Talvez um amor…

Era domingo. Noite chuvosa. Coração apertado. E esperava apenas uma coisa.

Dormi. Acordei. Fiz minhas preces para o dia e saí. Encontrei coisas que nunca tinha encontrado, senti coisas que nunca tinha sentido. Mas tudo se perdeu. Ficou apenas as nuvens e eu, olhávamos umas para outra mais nada aconteceu.

Talvez naquele dia anterior, algo inesperado tivesse acontecido, mas nada aconteceu e seu coração continuou partido, sem esperanças de procurar um romance.

Dias se passam . Músicas tocam. Canções inspiraram. Livros ensinam. Romances entristecem. Lágrimas envelhecem. Tudo perdeu seu sentido, culpa do maldito coração partido !

Talvez eu fosse jovem demais para aprender sobre paixões. Mas porque isso é tão bom, mas tão ruim? Ah ! Bem que poderiam existir mais flores. Homens românticos e inteligentes. Casais com mais amores.

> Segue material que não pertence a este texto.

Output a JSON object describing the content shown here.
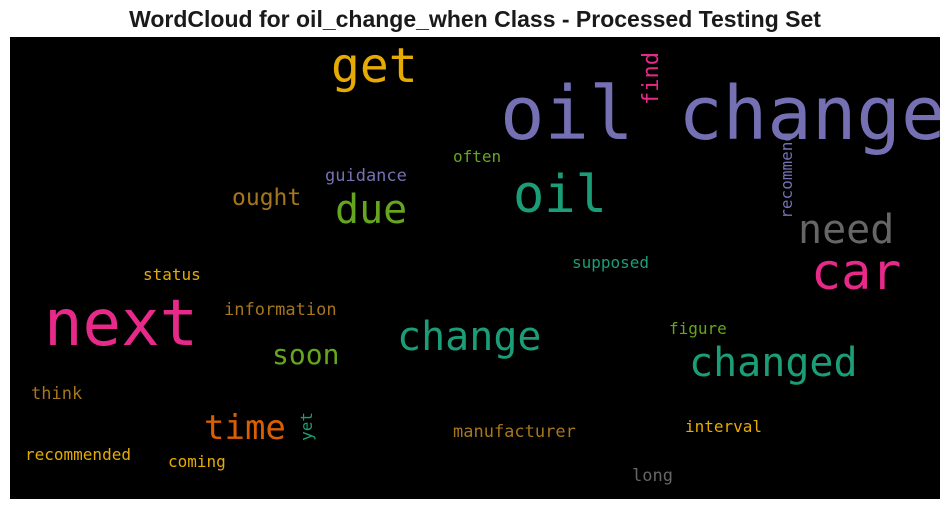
{
  "chart_data": {
    "type": "wordcloud",
    "title": "WordCloud for oil_change_when Class - Processed Testing Set",
    "background": "#000000",
    "words": [
      {
        "text": "oil change",
        "color": "#7570b3"
      },
      {
        "text": "next",
        "color": "#e7298a"
      },
      {
        "text": "get",
        "color": "#e6ab02"
      },
      {
        "text": "oil",
        "color": "#1b9e77"
      },
      {
        "text": "car",
        "color": "#e7298a"
      },
      {
        "text": "due",
        "color": "#66a61e"
      },
      {
        "text": "need",
        "color": "#666666"
      },
      {
        "text": "change",
        "color": "#1b9e77"
      },
      {
        "text": "changed",
        "color": "#1b9e77"
      },
      {
        "text": "time",
        "color": "#d95f02"
      },
      {
        "text": "soon",
        "color": "#66a61e"
      },
      {
        "text": "find",
        "color": "#e7298a"
      },
      {
        "text": "ought",
        "color": "#a6761d"
      },
      {
        "text": "recommend",
        "color": "#7570b3"
      },
      {
        "text": "guidance",
        "color": "#7570b3"
      },
      {
        "text": "often",
        "color": "#66a61e"
      },
      {
        "text": "supposed",
        "color": "#1b9e77"
      },
      {
        "text": "status",
        "color": "#e6ab02"
      },
      {
        "text": "information",
        "color": "#a6761d"
      },
      {
        "text": "figure",
        "color": "#66a61e"
      },
      {
        "text": "think",
        "color": "#a6761d"
      },
      {
        "text": "yet",
        "color": "#1b9e77"
      },
      {
        "text": "manufacturer",
        "color": "#a6761d"
      },
      {
        "text": "interval",
        "color": "#e6ab02"
      },
      {
        "text": "recommended",
        "color": "#e6ab02"
      },
      {
        "text": "coming",
        "color": "#e6ab02"
      },
      {
        "text": "long",
        "color": "#666666"
      }
    ]
  }
}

Poderia existir remédios que curassem dores de alma. Que curassem paixões, desilusões e rejeições. Mas certo ponto poderia existir pessoas que cubrissem toda dor que sentimos. Talvez um amigo não seja o suficiente, mas sim um amor secreto, daqueles com asas de querubim, que nos leva até o infinito. O infinito é longe, mas pode ser um lugar bonito, onde o amor é algo manuscrito, feito apenas por quem sente poderes mágicos, quando olham para o céu e sentem o vento, escutam o silêncio, e beijam no luar.